Massive Development Proposed For Arts District Includes The Neighborhood's First Skyscrapers
The landscape of the Arts District, one of them most rapidly changing neighborhoods in Los Angeles, is poised for yet another wave of transformation, as an Orange County-based developer has proposed a 15-acre mixed-use complex at 6th and Alameda that will include twin towers reaching 58-stories apiece—making them the first skyscrapers to be built in the neighborhood.The L.A. Times reports that the proposal for the development, known as "6AM," from Irvine development firm SunCal includes:
1,736 residences, two hotels, shops and creative offices and a school on a lot now the site of two warehouses. About 430 of the residences would be condos, the rest apartments. There would also be 23,000 square feet of "art opportunity space" and two "major urban parks."
L.A. Downtown News did the math, reporting that this works out to "1.4 million square feet of apartments and 674,000 square feet of condominiums." They also reported that the project will cost roughly $2 billion.
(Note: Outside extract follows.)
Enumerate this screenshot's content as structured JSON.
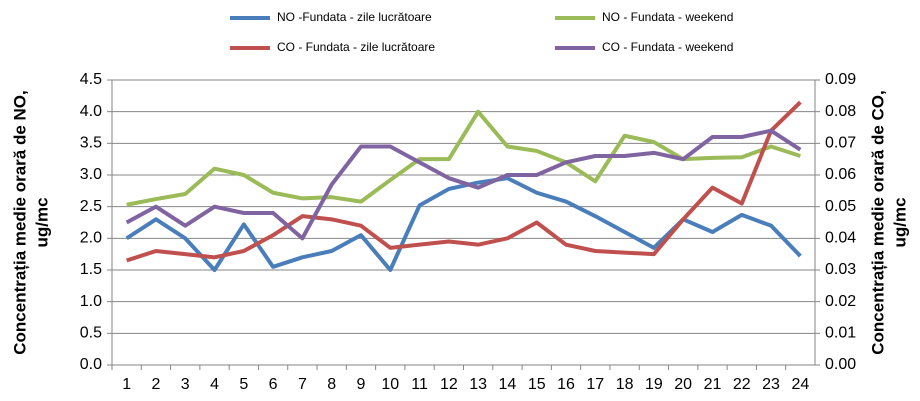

Wowza.
The designs come from Basel, Switzerland-based architects Herzog & de Meuron (known for Beijing's "Bird's Nest" stadium) whose renderings show what the towers ("needles" as they describe them) would look like rising out of the Arts District, as well as a series of low-rise sections that are set to include spaces for retail, offices, restaurants, and other "creative" endeavors.
The Times' architecture critic Christopher Hawthorne wrote that the project is, "thoughtful in its response to its site — and more broadly in the way it adds to the conversation in Los Angeles about the role of vertical architecture." He also added that the architectural design itself "would be unlike anything recently completed in Los Angeles — muscular, intricate and porous all at once."]
But Hawthorne is also skeptical about how this development could be executed, writing:
A bigger question is whether this sort of megablock development, so much more intensely built up than the buildings around it, will feel less like an extension of the neighborhood than a contrived stage set for sophisticated urban life, a high-design Swiss spin on a Rick Caruso outdoor mall.
Arts District resident Mike Parillo told the Times that while the idea of 60-story towers in the neighborhood "seems out of place," he also noted that because of the city's housing crisis, the development could indeed be an asset, saying, "we have an incredible opportunity for density."
But whether that opportunity can be realized has yet to be determined. On Friday, SunCal's chief executive and architect Pierre de Meuron informally presented 6AM to city officials, but formal plans have yet to be submitted to the city. The Times notes that if that terrible Neighborhood Integrity Initiative ballot measure passes, the ability to build 6AM as densely as planned would be severely hindered.
L.A. Downtown News writes that the project is expected to be formally submitted to the Department of City Planning this week, but a finalized design—which would include securing entitlements and assessing community feedback—could take two years.